Pegava o telefone e ficava quase meia hora conversando com os mortos

O medo de minha tia Ana que está com 90 anos é ficar maluca. Ela tem um orgulho danado de sua lucidez. O corpo está todo enrugado, os ossos encolheram, ela anda arcada, mas tem algo que parece não ter sido afetado: a lucidez. Ela bate com o dedo indicador na cabeça e diz: “Isso aqui ainda funciona cem por cento”. E não é cascata. Quando ela começa a falar de coisas do passado aparece uma profusão de detalhes que impressiona. E do presente também. Sob certo aspecto ela se dá bem com a velhice. Ela fica toda faceira quando alguém a pega pelo braço e atravessa a rua. Mas como nada é perfeito, ela tem medo de ficar maluca. Tudo por causa de um conhecido, o Normando.
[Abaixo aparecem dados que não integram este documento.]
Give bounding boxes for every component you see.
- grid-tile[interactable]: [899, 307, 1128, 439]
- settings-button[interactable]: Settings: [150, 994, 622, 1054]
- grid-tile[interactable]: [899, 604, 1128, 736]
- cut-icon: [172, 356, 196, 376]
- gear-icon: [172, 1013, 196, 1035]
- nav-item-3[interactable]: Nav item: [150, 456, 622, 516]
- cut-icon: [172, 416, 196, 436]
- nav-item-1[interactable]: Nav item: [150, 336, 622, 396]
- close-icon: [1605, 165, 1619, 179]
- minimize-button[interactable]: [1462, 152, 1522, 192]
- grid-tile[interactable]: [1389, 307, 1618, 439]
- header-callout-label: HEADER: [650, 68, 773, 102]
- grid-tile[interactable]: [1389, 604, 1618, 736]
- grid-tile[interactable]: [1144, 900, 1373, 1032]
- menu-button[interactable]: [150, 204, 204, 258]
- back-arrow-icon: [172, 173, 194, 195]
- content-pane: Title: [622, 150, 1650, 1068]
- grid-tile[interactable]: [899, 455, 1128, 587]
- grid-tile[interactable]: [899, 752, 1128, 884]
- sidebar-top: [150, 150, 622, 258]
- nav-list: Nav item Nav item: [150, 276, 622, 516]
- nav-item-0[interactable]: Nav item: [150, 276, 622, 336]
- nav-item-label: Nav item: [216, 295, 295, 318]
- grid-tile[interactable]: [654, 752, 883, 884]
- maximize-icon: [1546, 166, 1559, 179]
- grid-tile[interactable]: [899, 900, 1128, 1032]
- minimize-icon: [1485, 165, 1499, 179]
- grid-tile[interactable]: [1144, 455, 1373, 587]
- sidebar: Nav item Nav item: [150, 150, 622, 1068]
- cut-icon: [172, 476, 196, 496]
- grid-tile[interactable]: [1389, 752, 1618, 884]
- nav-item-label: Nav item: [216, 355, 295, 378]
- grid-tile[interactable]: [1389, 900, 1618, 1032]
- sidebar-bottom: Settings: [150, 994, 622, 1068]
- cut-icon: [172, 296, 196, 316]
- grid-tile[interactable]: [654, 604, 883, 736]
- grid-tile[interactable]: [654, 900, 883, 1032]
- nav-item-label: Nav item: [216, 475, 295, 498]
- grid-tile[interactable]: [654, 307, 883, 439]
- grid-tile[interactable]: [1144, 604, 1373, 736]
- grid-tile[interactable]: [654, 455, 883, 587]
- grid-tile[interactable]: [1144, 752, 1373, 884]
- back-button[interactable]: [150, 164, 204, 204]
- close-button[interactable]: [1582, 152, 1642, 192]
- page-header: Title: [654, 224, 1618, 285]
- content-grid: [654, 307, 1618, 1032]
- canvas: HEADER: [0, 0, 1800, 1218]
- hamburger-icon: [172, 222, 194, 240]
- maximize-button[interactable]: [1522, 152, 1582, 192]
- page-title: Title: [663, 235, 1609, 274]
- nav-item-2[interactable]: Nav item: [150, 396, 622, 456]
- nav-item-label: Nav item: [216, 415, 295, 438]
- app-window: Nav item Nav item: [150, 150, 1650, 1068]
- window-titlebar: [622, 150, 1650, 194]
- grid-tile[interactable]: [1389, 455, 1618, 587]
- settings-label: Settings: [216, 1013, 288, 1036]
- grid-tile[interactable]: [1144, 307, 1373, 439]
Normando ficou maluco. “Eu ficava olhando. Ele sentava no sofá, pegava o telefone e ficava lá sentado por quase meia hora conversando com os mortos”, diz ela. Normando contava que os parentes e amigos que morreram estavam com saudades dele e queriam que ele morresse para todos se encontrarem no outro lado. No entanto, como ele não tinha pressa em morrer ele ficava ao telefone tentando convencer o interlocutor a não ter pressa com ele. O diálogo começava de forma bem natural. Normando perguntava: “Quem é você e o que é que você quer?”. A voz no outro lado se apresentava, dizia o que ela queria e ele respondia: “Santinha, fica tranquila, pode ficar muito tranquila, que eu vou. Eu vou ver vocês todos aí. Mas eu vou demorar um pouco”. Santinha era uma irmã dele que morreu há cinco anos.

Depois que ele conversava, minha tia perguntava para Normando: “Quem era?”. Normando se levantava do sofá com dificuldade enquanto respondia: “Era Santinha. Ela queria saber quando eu vou. Eu disse que ia demorar um pouco. Eu já disse que não tenho pressa. Minha vida está boa e eu não estou com pressa”. No entanto, a lucidez de Normando foi embora e com o tempo, quando ele estava com 92 anos, ele não reconhecia os filhos e mais ninguém. A safadeza foi a última que se foi: numa tarde uma senhora passou em sua casa e perguntou se ele precisava de diarista. Normando disse: “Eu preciso de uma mulher jeitosa que nem você para dormir comigo”. A mulher se afastou rindo do assanhamento do velho. Mas ele estava falando sério. Depois que a safadeza foi embora, não demorou muito para Normando finalmente ir se encontrar com Santinha.